The state as supporter of selected cultural institutions
And yet, at least two reasons can be identified why the market is not everything, especially in the arts sector. In a pragmatic way, the Austrian federal constitution mandates the state to operate a number of cultural institutions to preserve the cultural heritage, regardless of whether there is sufficient demand for them or not. Equipped with such a guarantee of existence, the federal theatres and museums knew that for the longest time they were exempt from the challenges of the cultural markets; as subordinate departments of the federal administration, they were able to doze off in a kind of Sleeping Beauty sleep during the last century, without any recognizable intention to go beyond a small circle of experts with their activities. The employees enjoyed a kind of civil servant status, which permanently protected them from the cyclical fluctuations of the labour market within the framework of a salary scheme regarded as sacrosanct and provided them with a secure income. They knew themselves to be in a striking contrast to all those who worked in private cultural enterprises and as such – often only minimally secured – are still dependent on the rapidly changing economic fluctuations of consumer interests.
This privilege should change with the successive transfer to economic independence since the 2000s. In the future, state cultural institutions also oriented themselves more strongly to market conditions, and visitor figures would then serve as key indicators of success (and thus the level of public commitment). To the same extent, salary ratios began to drift apart in this sector. And soon a few highly paid cultural managers, who were supposed to ensure annually increasing occupancy rates, managed staff at the lower end of which – especially in the field of arts mediation – more and more precariously employed people gathered. At best, this development was mitigated by reasonably strong staff representation. But the fact that the negotiations for a joint collective agreement for the approximately 2600 employees of the federal museums continued for years without success is evidence of their declining influence.
Art that goes beyond market forces
The second specificity is rooted in the nature of art itself. At least in theory of cultural policy, it is not exhausted in its commodity and service character. In this respect, it was able to refer to an anti-capitalist attitude, which derived from the Frankfurt School, from the majority of artists after 1945, who assumed that the market, a stomping ground of a commercialized entertainment industry, had an overall hostile attitude towards art. This has changed considerably in recent years; most artists have abandoned their resentment and embraced market logic as the decisive measure of success. And yet most continue to insist that their output cannot be reduced to arbitrary objects of exchange on markets. In addition to its monetary value, art is to be ascribed a value as a so-called merit based good, whose qualities would go beyond the daily relationship of supply and demand.

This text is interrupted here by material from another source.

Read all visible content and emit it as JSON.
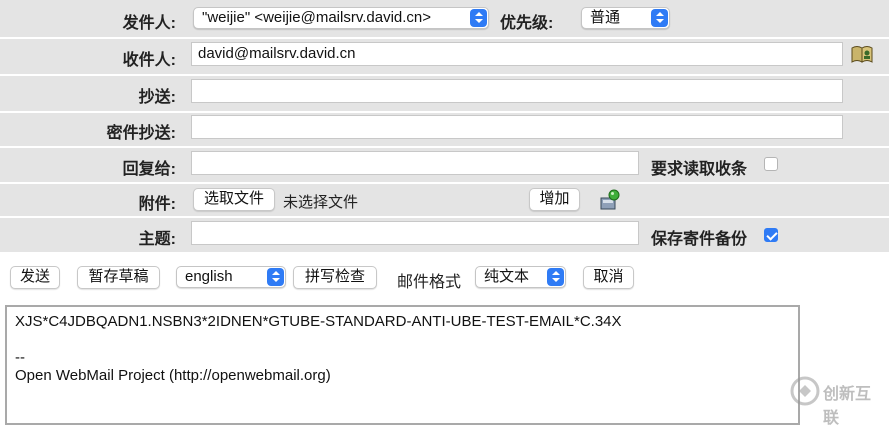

Cultural policy as value-oriented market correction
But to ensure these qualities, planned state intervention is needed. In this context, the music sociologist Kurt Blaukopf spoke on this in the 1980s as a state mandate “value-oriented market correction” (Kurt Blaukopf (1982): Musik im Wandel der Gesellschaft. Grundzüge der Musiksoziologie). With this, he put forward the thesis that there is a social interest in art that is not exhausted in the private exchange on the market, in order to derive from this mandate to the state to guarantee its existence as a public good. With the passing of the Federal Art Promotion Act in 1988, this mandate was adopted by a parliamentary majority. Since then, it has legitimized the operation of a differentiated art promotion system that at least partially suspends the laws of the market by privileging individual forms of artistic production over others.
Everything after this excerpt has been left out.